Untuk melukis benda-benda di dunia baru, visi yang diperbesar menjadi praktik yang muncul hanya secara perlahan dan tidak ada hubungannya dengan kehidupan dunia klasik atau pelukis Belanda abad ke-17. Ini karena dalam lukisan-lukisan ini, objek bukan bagian dari komposisi, melainkan figur yang berdiri sendiri dengan prinsip referensi-diri. Pertanyaannya adalah, bagaimana cara melukis objek secara terpisah? Apa yang akan terlihat hidup? Tergantung? Tetap? Terlampir pada sesuatu? Merleau-Ponty menegaskan bahwa meskipun lukisan menyerupai dunia dan benda-benda di dalamnya, mereka tidak dimaksudkan untuk mewakili atau menyerupai dunia; melainkan, mereka harus berdiri sebagai dunia mereka sendiri.

Faika Al Hassan, Tanpa Judul, dari Not Sepenuhnya Merah, 2010

Dunia objek kecil yang muncul berulang-ulang dalam potongan-potongan dalam Al Hassan Tidak Sepenuhnya Merah mencerminkan simultanitas dalam pikiran yang dibentuk oleh objek dan objek yang dibentuk oleh pikiran. Fez bukan hanya objek di sini, melainkan sesuatu yang sepenuhnya tenggelam dalam ruang di mana ia muncul - cermin pemikiran dan kontradiksi; dan apakah kontradiksi bukan dasar dari segala sesuatu yang kaya tentang pemikiran manusia? Fez yang dilukis mencerminkan apa yang akan kita lihat jika seseorang dapat mengintip ke dalam pikiran seseorang dengan gerakan yang tanpa usaha seperti mengungkap kepala mereka; namun, pemikiran ini muncul dalam dunia makna bersama, di mana kita hidup bersama dengan orang lain - yaitu, patung-patung kecil yang menjadi ciri lukisan Al Hassan. 'Mereka bergerak bersama dalam suatu kelompok, atau dalam arah yang berbeda, yang berarti bahwa mereka mungkin tidak memiliki pendapat atau pandangan yang sama. Saya sering bertanya dalam mimpi saya mengapa orang tidak hidup bersama secara damai, katanya.

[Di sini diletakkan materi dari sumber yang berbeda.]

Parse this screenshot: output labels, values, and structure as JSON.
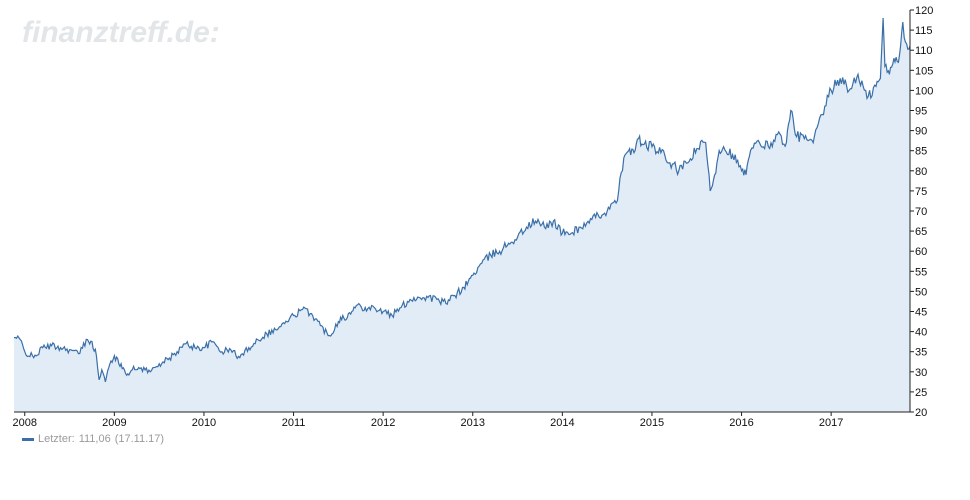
{
  "watermark": "finanztreff.de:",
  "legend": {
    "prefix": "Letzter:",
    "value": "111,06",
    "date": "(17.11.17)"
  },
  "colors": {
    "line": "#3a6fa8",
    "fill": "#e2ecf7",
    "axis": "#222222"
  },
  "chart_data": {
    "type": "area",
    "title": "",
    "xlabel": "",
    "ylabel": "",
    "grid": false,
    "legend_position": "bottom-left",
    "xlim": [
      2007.88,
      2017.88
    ],
    "ylim": [
      20,
      120
    ],
    "yaxis_position": "right",
    "x_tick_labels": [
      "2008",
      "2009",
      "2010",
      "2011",
      "2012",
      "2013",
      "2014",
      "2015",
      "2016",
      "2017"
    ],
    "y_tick_labels": [
      "20",
      "25",
      "30",
      "35",
      "40",
      "45",
      "50",
      "55",
      "60",
      "65",
      "70",
      "75",
      "80",
      "85",
      "90",
      "95",
      "100",
      "105",
      "110",
      "115",
      "120"
    ],
    "series": [
      {
        "x": [
          2007.88,
          2007.95,
          2008.0,
          2008.1,
          2008.2,
          2008.3,
          2008.4,
          2008.5,
          2008.6,
          2008.7,
          2008.75,
          2008.8,
          2008.83,
          2008.86,
          2008.9,
          2008.95,
          2009.0,
          2009.05,
          2009.1,
          2009.15,
          2009.2,
          2009.3,
          2009.4,
          2009.5,
          2009.6,
          2009.7,
          2009.8,
          2009.9,
          2010.0,
          2010.1,
          2010.2,
          2010.3,
          2010.4,
          2010.5,
          2010.6,
          2010.7,
          2010.8,
          2010.9,
          2011.0,
          2011.1,
          2011.2,
          2011.3,
          2011.4,
          2011.5,
          2011.55,
          2011.6,
          2011.65,
          2011.7,
          2011.8,
          2011.9,
          2012.0,
          2012.1,
          2012.2,
          2012.3,
          2012.4,
          2012.5,
          2012.6,
          2012.7,
          2012.8,
          2012.9,
          2012.95,
          2013.0,
          2013.1,
          2013.2,
          2013.3,
          2013.4,
          2013.5,
          2013.6,
          2013.7,
          2013.8,
          2013.9,
          2014.0,
          2014.1,
          2014.2,
          2014.3,
          2014.4,
          2014.5,
          2014.6,
          2014.7,
          2014.75,
          2014.8,
          2014.85,
          2014.9,
          2015.0,
          2015.1,
          2015.2,
          2015.3,
          2015.4,
          2015.5,
          2015.6,
          2015.65,
          2015.7,
          2015.75,
          2015.8,
          2015.9,
          2016.0,
          2016.05,
          2016.1,
          2016.2,
          2016.3,
          2016.4,
          2016.5,
          2016.55,
          2016.6,
          2016.7,
          2016.8,
          2016.9,
          2017.0,
          2017.1,
          2017.2,
          2017.3,
          2017.4,
          2017.5,
          2017.55,
          2017.58,
          2017.6,
          2017.65,
          2017.7,
          2017.75,
          2017.8,
          2017.83,
          2017.88
        ],
        "values": [
          38.5,
          38.0,
          35.0,
          33.5,
          36.0,
          36.5,
          36.0,
          35.5,
          34.5,
          38.0,
          37.5,
          34.0,
          28.0,
          30.5,
          27.5,
          32.0,
          34.0,
          32.0,
          31.0,
          29.5,
          30.5,
          31.0,
          30.0,
          32.0,
          33.0,
          35.0,
          37.0,
          36.0,
          36.0,
          37.5,
          35.0,
          35.5,
          33.5,
          36.0,
          38.0,
          39.5,
          40.5,
          42.0,
          44.0,
          45.5,
          44.5,
          41.5,
          39.0,
          42.5,
          44.0,
          43.5,
          45.0,
          46.5,
          46.0,
          46.0,
          45.0,
          44.0,
          46.0,
          48.0,
          48.5,
          48.5,
          48.0,
          47.0,
          49.0,
          51.0,
          52.5,
          54.0,
          57.0,
          59.0,
          60.0,
          62.0,
          63.5,
          66.0,
          67.5,
          66.0,
          67.5,
          64.5,
          64.5,
          66.0,
          67.0,
          69.0,
          70.0,
          72.0,
          84.0,
          85.5,
          84.5,
          88.0,
          86.5,
          86.0,
          84.5,
          82.0,
          80.0,
          82.0,
          85.5,
          87.0,
          75.0,
          79.0,
          85.0,
          86.0,
          84.0,
          80.0,
          79.0,
          85.0,
          87.0,
          86.0,
          89.0,
          87.0,
          95.0,
          89.0,
          88.0,
          87.0,
          94.0,
          100.0,
          103.0,
          100.0,
          104.0,
          98.0,
          101.0,
          103.0,
          118.0,
          106.0,
          104.0,
          108.0,
          107.0,
          117.0,
          112.0,
          111.06
        ]
      }
    ]
  }
}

Tidak ada ruang murni di sini yang bisa dilihat atau dinilai dari kejauhan; alih-alih, seseorang harus tenggelam dalam lukisan itu, untuk menggantikan kemiripan atau representasi belaka - seorang wanita, pemandangan, topi, apa pun - dengan perasaan pengalaman yang dijalani: pengalaman dunia yang belum selesai. Namun, pada saat yang sama, tampaknya ada sedikit atau tidak ada kesewenang-wenangan dalam pekerjaannya. Lukisan berskala sangat besar - beberapa di antaranya setinggi empat meter - adalah komposisi yang koheren dalam coretan seragam.

Sangat jarang di Timur Tengah - dan khususnya di Teluk - bagi seorang pelukis wanita untuk menyelesaikan seluruh perjalanan dari lanskap dan masih hidup ke gaya ekspresionis dan abstrak, dan meskipun ia bukan satu-satunya pelukis jenisnya di Bahrain - menjadi di perusahaan seniman terkenal seperti Rashid Al Khalifa, Balqees Fakhro, dan Omar Al Rashid, misalnya - seni kontemporer dari kerajaan pulau kecil sebagian besar tetap tak terucapkan.

Lukisan modern seperti bidang objek yang mendekati satu hanya satu pada satu waktu, dan yang totalitasnya tidak mungkin dicerna dalam satu pandangan. Lukisan membutuhkan banyak mata, banyak perspektif, banyak detail dan asosiasi yang membawa hubungan yang lebih dalam. Ini adalah apa yang disediakan lukisan Faika Al Hassan dan mereka muncul sebagai karya yang belum selesai secara terus-menerus, lahir saat mereka ditatap. Dalam kata-kata Merelau-Ponty, 'Esensi dan keberadaan, imajiner dan nyata, terlihat dan tidak terlihat - lukisan mengaburkan semua kategori kita, menyebar di hadapan kita alam semesta esensi duniawi yang melamun, kemiripan yang manjur, makna yang diredam'.